In the Woodland Garden, an information board next to a wonderful looking corkscrew hazel (Corylus avellana contorta) explains about natural mutants. This tree species is a natural mutant of wild hazel, the mutation taking the form of contorted shoots and distorted leaves. The original example of this species was found growing in Gloucestershire in 1870. Because it is not propagated from seed but rather by cuttings, all the trees of this species growing today in the UK are clones of the original tree from Gloucestershire.
Pride of place in the Chillan collection used to be a tall monkey puzzle (Araucaria araucana). Sadly now it is just a small stump as the tree was cut down. Although it reached 160 years old in 2020, as can be quite common with this type of tree, it suddenly began to deteriorate and was felled, with just the stump, somewhat like an elephant’s foot, being left in place.
Before heading back to the visitor centre I was drawn to the central area of the gardens, surrounded by number of trees native to the UK, and to check out the woodland trail. Trail trees include oak, beech, and smaller numbers of sycamorem birch and rowan. A veteran beech boasts another information plaque explaining how trees like it draw lots of water through their roots, and, as in this tree's case, having a surface area of around 675 m2 releases water vapour into the atmosphere to fall as rain elsewhere. Such tidbits of information are well placed throughout the gardens.
There is time, walking back up to the visitor centre buildings, to learn about hazel coppicing for charcoal and admire a lovely example of a Norway maple (Acer platanoides) planted to commemorate a retirement. In addition, there is a rare Balkan maple (Acer hyrcanum ssp cordissectum) growing in a border which flowers with cornfield annuals. The Balkan maple was grown from a seed supplied by the University Botanic Garden Vienna and planted in 1972.

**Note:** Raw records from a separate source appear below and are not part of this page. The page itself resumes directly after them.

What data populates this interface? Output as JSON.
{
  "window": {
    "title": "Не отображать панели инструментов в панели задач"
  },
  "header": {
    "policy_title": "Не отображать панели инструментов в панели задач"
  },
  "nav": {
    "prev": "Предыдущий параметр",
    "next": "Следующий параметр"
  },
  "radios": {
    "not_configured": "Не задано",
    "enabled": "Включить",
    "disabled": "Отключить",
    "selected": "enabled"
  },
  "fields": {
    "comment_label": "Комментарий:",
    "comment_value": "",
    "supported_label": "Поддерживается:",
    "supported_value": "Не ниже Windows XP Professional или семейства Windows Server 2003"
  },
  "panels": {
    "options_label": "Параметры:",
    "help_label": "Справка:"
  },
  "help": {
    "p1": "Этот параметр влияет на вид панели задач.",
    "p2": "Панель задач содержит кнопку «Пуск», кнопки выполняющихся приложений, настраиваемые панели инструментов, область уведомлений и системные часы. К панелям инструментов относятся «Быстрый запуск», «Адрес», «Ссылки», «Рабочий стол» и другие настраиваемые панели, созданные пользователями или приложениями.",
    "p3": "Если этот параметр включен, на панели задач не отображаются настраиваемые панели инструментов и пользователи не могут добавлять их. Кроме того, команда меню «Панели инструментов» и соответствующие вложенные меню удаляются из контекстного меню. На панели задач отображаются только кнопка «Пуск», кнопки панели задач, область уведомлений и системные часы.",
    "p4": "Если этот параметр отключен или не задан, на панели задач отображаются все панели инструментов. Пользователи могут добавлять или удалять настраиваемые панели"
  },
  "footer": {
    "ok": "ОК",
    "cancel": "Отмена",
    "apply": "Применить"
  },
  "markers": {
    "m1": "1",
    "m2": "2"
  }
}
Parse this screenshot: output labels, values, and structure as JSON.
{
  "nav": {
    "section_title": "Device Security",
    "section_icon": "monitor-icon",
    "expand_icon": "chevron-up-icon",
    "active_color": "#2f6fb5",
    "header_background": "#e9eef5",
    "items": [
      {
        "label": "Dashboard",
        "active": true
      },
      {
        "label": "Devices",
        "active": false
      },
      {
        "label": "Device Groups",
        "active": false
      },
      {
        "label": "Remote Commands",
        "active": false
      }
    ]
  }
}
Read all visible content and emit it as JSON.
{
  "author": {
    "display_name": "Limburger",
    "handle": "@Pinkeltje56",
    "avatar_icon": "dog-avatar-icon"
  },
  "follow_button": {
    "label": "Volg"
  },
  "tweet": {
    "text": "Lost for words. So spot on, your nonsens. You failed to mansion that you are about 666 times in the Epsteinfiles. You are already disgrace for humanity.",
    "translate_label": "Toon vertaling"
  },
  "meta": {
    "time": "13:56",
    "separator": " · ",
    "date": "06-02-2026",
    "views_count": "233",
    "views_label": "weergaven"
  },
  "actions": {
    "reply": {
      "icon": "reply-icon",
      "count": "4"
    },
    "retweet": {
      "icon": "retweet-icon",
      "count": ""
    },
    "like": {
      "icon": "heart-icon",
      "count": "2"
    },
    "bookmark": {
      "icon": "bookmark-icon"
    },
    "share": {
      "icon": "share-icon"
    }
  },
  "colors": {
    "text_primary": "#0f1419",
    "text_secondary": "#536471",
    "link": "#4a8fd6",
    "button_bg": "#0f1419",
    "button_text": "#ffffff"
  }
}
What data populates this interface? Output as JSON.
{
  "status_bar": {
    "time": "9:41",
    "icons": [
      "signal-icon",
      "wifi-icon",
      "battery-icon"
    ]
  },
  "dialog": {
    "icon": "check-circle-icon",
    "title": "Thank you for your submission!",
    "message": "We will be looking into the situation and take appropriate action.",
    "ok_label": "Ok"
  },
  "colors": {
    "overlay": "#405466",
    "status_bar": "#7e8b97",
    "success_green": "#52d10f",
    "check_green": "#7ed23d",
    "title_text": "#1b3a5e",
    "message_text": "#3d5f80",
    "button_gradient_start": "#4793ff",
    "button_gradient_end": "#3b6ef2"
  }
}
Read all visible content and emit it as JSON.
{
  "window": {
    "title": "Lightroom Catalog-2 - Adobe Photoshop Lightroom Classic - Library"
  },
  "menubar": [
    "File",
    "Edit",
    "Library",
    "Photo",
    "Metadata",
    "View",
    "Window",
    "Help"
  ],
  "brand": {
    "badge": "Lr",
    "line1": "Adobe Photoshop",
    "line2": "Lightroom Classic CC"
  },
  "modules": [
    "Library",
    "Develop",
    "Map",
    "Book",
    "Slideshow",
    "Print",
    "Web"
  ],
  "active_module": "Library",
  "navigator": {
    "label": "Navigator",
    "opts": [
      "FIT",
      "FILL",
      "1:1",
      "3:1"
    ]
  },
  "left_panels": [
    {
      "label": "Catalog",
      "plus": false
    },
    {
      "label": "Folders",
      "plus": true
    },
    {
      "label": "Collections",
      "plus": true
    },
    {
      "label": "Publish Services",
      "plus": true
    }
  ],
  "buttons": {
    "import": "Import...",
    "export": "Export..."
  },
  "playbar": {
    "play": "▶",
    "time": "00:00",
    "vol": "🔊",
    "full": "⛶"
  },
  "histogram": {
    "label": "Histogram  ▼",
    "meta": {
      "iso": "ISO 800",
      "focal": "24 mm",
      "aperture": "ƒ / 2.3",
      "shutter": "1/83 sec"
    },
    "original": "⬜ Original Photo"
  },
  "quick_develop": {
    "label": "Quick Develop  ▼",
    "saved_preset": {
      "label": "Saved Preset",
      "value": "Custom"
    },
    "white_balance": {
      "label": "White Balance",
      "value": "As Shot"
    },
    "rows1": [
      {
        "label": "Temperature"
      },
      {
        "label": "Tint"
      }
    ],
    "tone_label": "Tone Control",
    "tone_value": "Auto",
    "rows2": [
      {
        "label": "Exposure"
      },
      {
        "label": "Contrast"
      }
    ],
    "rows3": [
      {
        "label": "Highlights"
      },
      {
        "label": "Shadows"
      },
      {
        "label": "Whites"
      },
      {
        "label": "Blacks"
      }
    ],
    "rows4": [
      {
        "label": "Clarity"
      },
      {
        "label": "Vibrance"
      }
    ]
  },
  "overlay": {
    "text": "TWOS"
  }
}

There is also a Malus hupehensis from Hupei Provence in China and a sorbus minima, a tree species that only grows in Britain. Both these trees are endangered species. The final information plaque I read explained the role of the University of Durham Botanical Garden and others like it throughout the world was to grow and distribute seeds and even saplings of such endangered species to stop them being lost to the world.